Main File Naming: The main test file (and any split-files) must have a fail_ prefix if they have an associated error. Exception: The main file may omit fail_ if it contains a least one split that has a fail_ prefix.

Both the fail_ and todo_ prefixes are stripped from filename properties like [[@TEST_NAME]].

Constant Evaluation Validation

When testing constant evaluation in semantic checker tests, follow these conventions to ensure diagnostic stability and accuracy:

  • Literal Spelling Canonicalization: In Semantic IR, real literals (floating-point constants) with identical mathematical values can be assigned distinct internal representation identifiers based on spelling variations in source code. To completely prevent literal spelling mismatches in expected output checks, validation tests must be performed using canonical comparison methods (for example, passing converted values through an Expect(X as f64) function).
  • Generic Parameters Validation: To bypass compile-time constraints where local runtime variables are rejected as generic function arguments, test generic type conversions at runtime, and validate compile-time conversions by passing static literal values directly into primitive builtin calls.
  • Exhaustive Edge Case Verification: For complex mathematical algorithms (such as floating-point to integer truncation and rounding), map and execute test constraints covering every code branch, conditional exit, and fallback evaluation path.
  • Rounding Threshold Boundaries: Test cases that land extremely close to mathematical boundaries (for example, floating-point literals representing a tiny fraction above 1.0, such as $2^{30} \times 2^{-30}$ or $10^{10} \times 10^{-10}$, verifying correct exact truncation down to 1 or 0).
  • Precise Float Literal Spelling: Spell floating-point literals in test code with exact mathematical precision targeting target thresholds. For example, if testing the smallest fractional increment above 1.0, use the exact hex fractional representation (e.g. 0x1.0000000000001p0) or a highly precise decimal fractional spelling (e.g. 1.0000000000000001) instead of coarse fractions like 1.1 to ensure correct boundary assertions.
  • Representation Capacity Boundaries: Explicitly target edge cases near representation limits of target types. Test combinations of mantissas and exponents that yield values exactly on, just below, or just above the capacity limits of fixed-size destination types (e.g. signed/unsigned targets like i32 or u32).
  • Zero-Value Sizing Bounds: Verify boundary inputs of 0 and 0.0 explicitly. Assert that zero inputs are sized and simplified correctly without triggering calculation underflows, division-by-zero errors, or underestimating required bit allocations.

Test Code Comments

  • No agent thinking: Do not include comments describing your reasoning or "train of thought" (for example, "Wait, but...") inside the test files. Any comments left in tests should be concise and describe what the test itself is validating for human readers.

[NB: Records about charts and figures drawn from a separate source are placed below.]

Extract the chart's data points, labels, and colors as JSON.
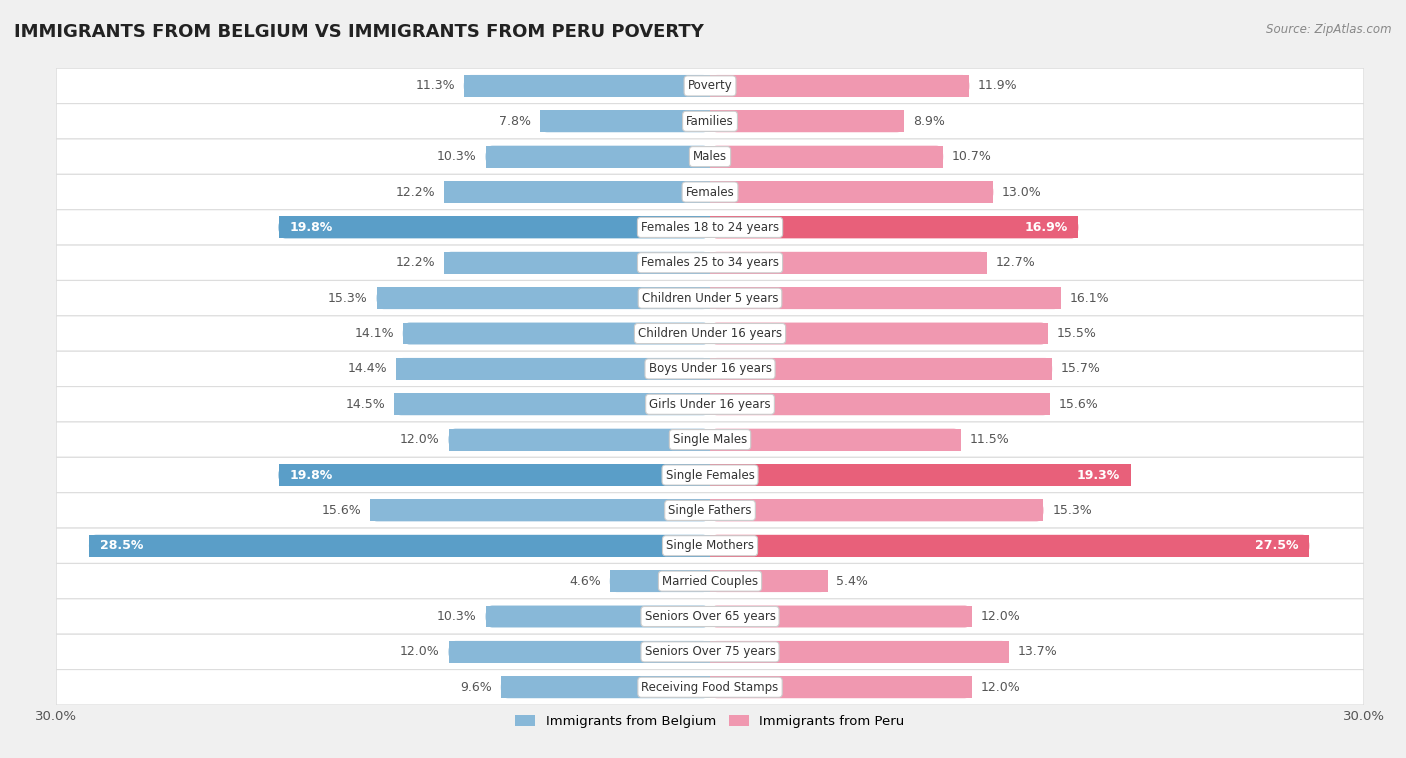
{
  "title": "IMMIGRANTS FROM BELGIUM VS IMMIGRANTS FROM PERU POVERTY",
  "source": "Source: ZipAtlas.com",
  "categories": [
    "Poverty",
    "Families",
    "Males",
    "Females",
    "Females 18 to 24 years",
    "Females 25 to 34 years",
    "Children Under 5 years",
    "Children Under 16 years",
    "Boys Under 16 years",
    "Girls Under 16 years",
    "Single Males",
    "Single Females",
    "Single Fathers",
    "Single Mothers",
    "Married Couples",
    "Seniors Over 65 years",
    "Seniors Over 75 years",
    "Receiving Food Stamps"
  ],
  "belgium_values": [
    11.3,
    7.8,
    10.3,
    12.2,
    19.8,
    12.2,
    15.3,
    14.1,
    14.4,
    14.5,
    12.0,
    19.8,
    15.6,
    28.5,
    4.6,
    10.3,
    12.0,
    9.6
  ],
  "peru_values": [
    11.9,
    8.9,
    10.7,
    13.0,
    16.9,
    12.7,
    16.1,
    15.5,
    15.7,
    15.6,
    11.5,
    19.3,
    15.3,
    27.5,
    5.4,
    12.0,
    13.7,
    12.0
  ],
  "belgium_color": "#88b8d8",
  "peru_color": "#f098b0",
  "belgium_highlight_color": "#5a9ec8",
  "peru_highlight_color": "#e8607a",
  "highlight_indices": [
    4,
    11,
    13
  ],
  "xlim": 30.0,
  "bar_height": 0.62,
  "background_color": "#f0f0f0",
  "row_color": "#ffffff",
  "separator_color": "#dddddd",
  "legend_label_belgium": "Immigrants from Belgium",
  "legend_label_peru": "Immigrants from Peru",
  "value_fontsize": 9.0,
  "category_fontsize": 8.5,
  "title_fontsize": 13
}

SemIR Dumps and Minimizing Output

Limit STDOUT checks to the logic under test. Always use //@dump-sem-ir-begin and //@dump-sem-ir-end around the specific declarations/blocks where SemIR output is desired. Only use these markers and not --dump-sem-ir-ranges=if-present or similar extra args—new tests use //@dump-sem-ir... to naturally filter output to the highlighted segments based on the default behavior.

carbon
//@dump-sem-ir-begin
fn F(x:? form(ref i32));
//@dump-sem-ir-end

Creating/Updating the Output

AI tools should never hand-write or manually touch // CHECK:STDOUT: or // CHECK:STDERR: comments.

Write your Carbon test code, headers, and // AUTOUPDATE then run the test updater:

bash
./toolchain/autoupdate_testdata.py toolchain/PATH/TO/YOUR/TEST.carbon

Review the updated test outputs (for example, by way of git diff). Ensure logic paths are correctly tested rather than producing massive boilerplate blocks.